The Project

FlexiFab aims to create an automated robotic system to enable welding of aluminium components.

The system will use friction stir welding technology (FSW).The welding method offers a number of benefits for aluminium joining/welding such as:

  • A mechanised repeatable process.
  • No special pre-weld edge profiling or cleaning required.
  • No shielding gas required.
  • Low distortion and shrinkage due to solid-state nature of welding process.
  • Welding in any position.
  • Excellent weld mechanical properties.
  • High efficiency processing with very low energy consumption.
  • Ability to weld the ‘non-weldable’ aluminium alloys such as the 2000 and 7000 series
Operator Health & Safety benefits:
  • No harmful welding fumes or hot metal spatter.
  • No UV radiation hazards

 

The FlexiFab system will provide the following key competitive advantages to the European welding Industry

  • Enable European fabricators, metal-workers and welding companies to effectively compete in the growing use of aluminium alloys in the light-weight transport sector.
  • Reduce the costs associated with the fabrication of aluminium structures, especially focussed on components used within the transport sectors.
  • Capitalising on the increasing pressure to replace traditional iron and steel material with aluminium alloys to reduce weight and thus fuel consumption of vehicles, trains, ships/boats and aeroplanes.
Project aims
Schematic of the FlexiFab System

Welding Techniques

 

Fixed Bobbin FSW

 

 Fixed bobbin FSW tools, unlike conventional FSW tools, have two shoulders running on both the top and bottom of the work-piece. This tool design reduces the welding forces on the work-piece and FSW machine during processing, eliminates ‘kissing bonds’ and the requirement for a rigid backing support and fixturing.

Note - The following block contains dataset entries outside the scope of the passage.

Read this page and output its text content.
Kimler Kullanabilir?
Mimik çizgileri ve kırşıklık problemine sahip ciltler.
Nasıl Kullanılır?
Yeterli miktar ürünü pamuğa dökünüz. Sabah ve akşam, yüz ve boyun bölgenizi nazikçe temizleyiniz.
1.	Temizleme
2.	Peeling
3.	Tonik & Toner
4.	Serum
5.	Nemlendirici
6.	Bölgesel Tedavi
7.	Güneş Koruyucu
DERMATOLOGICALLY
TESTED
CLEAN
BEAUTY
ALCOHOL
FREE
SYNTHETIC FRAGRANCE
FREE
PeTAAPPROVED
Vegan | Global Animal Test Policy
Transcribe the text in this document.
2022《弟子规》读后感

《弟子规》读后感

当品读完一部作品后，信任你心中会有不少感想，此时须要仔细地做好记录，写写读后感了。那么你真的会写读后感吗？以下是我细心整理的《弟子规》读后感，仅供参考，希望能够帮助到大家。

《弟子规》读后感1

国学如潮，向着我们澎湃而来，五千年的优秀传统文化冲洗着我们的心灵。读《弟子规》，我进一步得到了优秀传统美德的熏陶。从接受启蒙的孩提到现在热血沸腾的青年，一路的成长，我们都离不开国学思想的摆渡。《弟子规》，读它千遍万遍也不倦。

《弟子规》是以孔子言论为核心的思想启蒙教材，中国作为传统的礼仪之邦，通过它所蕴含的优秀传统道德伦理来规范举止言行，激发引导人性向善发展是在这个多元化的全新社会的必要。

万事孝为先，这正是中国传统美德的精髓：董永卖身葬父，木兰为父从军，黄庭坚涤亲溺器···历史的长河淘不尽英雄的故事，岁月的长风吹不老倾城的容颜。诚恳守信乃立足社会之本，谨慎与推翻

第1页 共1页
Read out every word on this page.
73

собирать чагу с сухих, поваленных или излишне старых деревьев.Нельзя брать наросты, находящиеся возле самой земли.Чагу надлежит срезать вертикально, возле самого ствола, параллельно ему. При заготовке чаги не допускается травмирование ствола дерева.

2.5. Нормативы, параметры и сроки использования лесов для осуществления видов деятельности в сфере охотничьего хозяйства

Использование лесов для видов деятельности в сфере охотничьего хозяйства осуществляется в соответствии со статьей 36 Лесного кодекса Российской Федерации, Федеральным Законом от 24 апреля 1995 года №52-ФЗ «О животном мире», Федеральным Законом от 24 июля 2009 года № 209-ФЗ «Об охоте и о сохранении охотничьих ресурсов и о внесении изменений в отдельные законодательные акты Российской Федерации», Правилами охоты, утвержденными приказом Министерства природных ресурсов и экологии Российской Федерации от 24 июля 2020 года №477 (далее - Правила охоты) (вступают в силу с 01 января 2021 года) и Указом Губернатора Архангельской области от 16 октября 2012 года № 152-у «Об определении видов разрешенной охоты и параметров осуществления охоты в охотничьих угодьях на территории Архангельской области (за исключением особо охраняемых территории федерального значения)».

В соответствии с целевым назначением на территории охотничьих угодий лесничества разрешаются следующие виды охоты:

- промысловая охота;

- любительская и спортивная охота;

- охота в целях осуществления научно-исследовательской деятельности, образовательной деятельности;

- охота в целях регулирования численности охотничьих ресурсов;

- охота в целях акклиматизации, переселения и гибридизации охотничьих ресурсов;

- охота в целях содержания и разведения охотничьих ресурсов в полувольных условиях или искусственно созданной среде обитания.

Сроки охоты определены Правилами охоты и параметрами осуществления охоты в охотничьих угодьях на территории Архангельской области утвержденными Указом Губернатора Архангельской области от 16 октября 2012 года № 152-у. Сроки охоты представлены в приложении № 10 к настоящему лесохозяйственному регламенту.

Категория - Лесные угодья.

The floating-bobbin FSW technique uses a fixed bobbin tool held in a sleeve which allows it to float in the Z axis. The fixed bobbin tool therefore moves to balance the force on each of the shoulders to automatically find the position of least resistance during welding, resulting in dramatically reduced process forces.

Stationary Shoulder FSW

With the Stationary Shoulder FSW technique, only the probe is rotating and generating frictional heat, while the non-rotating shoulder is sliding over the material surface. The force applied on the shoulder guarantees a sufficient forging force inside the weld, resulting in a high quality solid state joint. The benefits, compared to conventional FSW is a smaller heat affected zone, superior surface quality and reduced sensitivity for robot deflections. The video below shows an example of a three-dimensional strucure, welded by robotic stationary shoulder FSW. 

Corner FSW

The stationary shoulder FSW technique has been further developed, whereby the shoulder is shaped to fit the component geometry. This opens up a whole new range of applications for SSFSW, including tailor welded blanks and T-joints. Within FlexiFab, Corner welding of T-joints has been developed for 3mm thickness AA6082-T6, AA5053-H111, AA2024-T3 and AA7075-T6.

Corner FSW for these alloys has been successfully demonstrated on the FlexiFab robot system.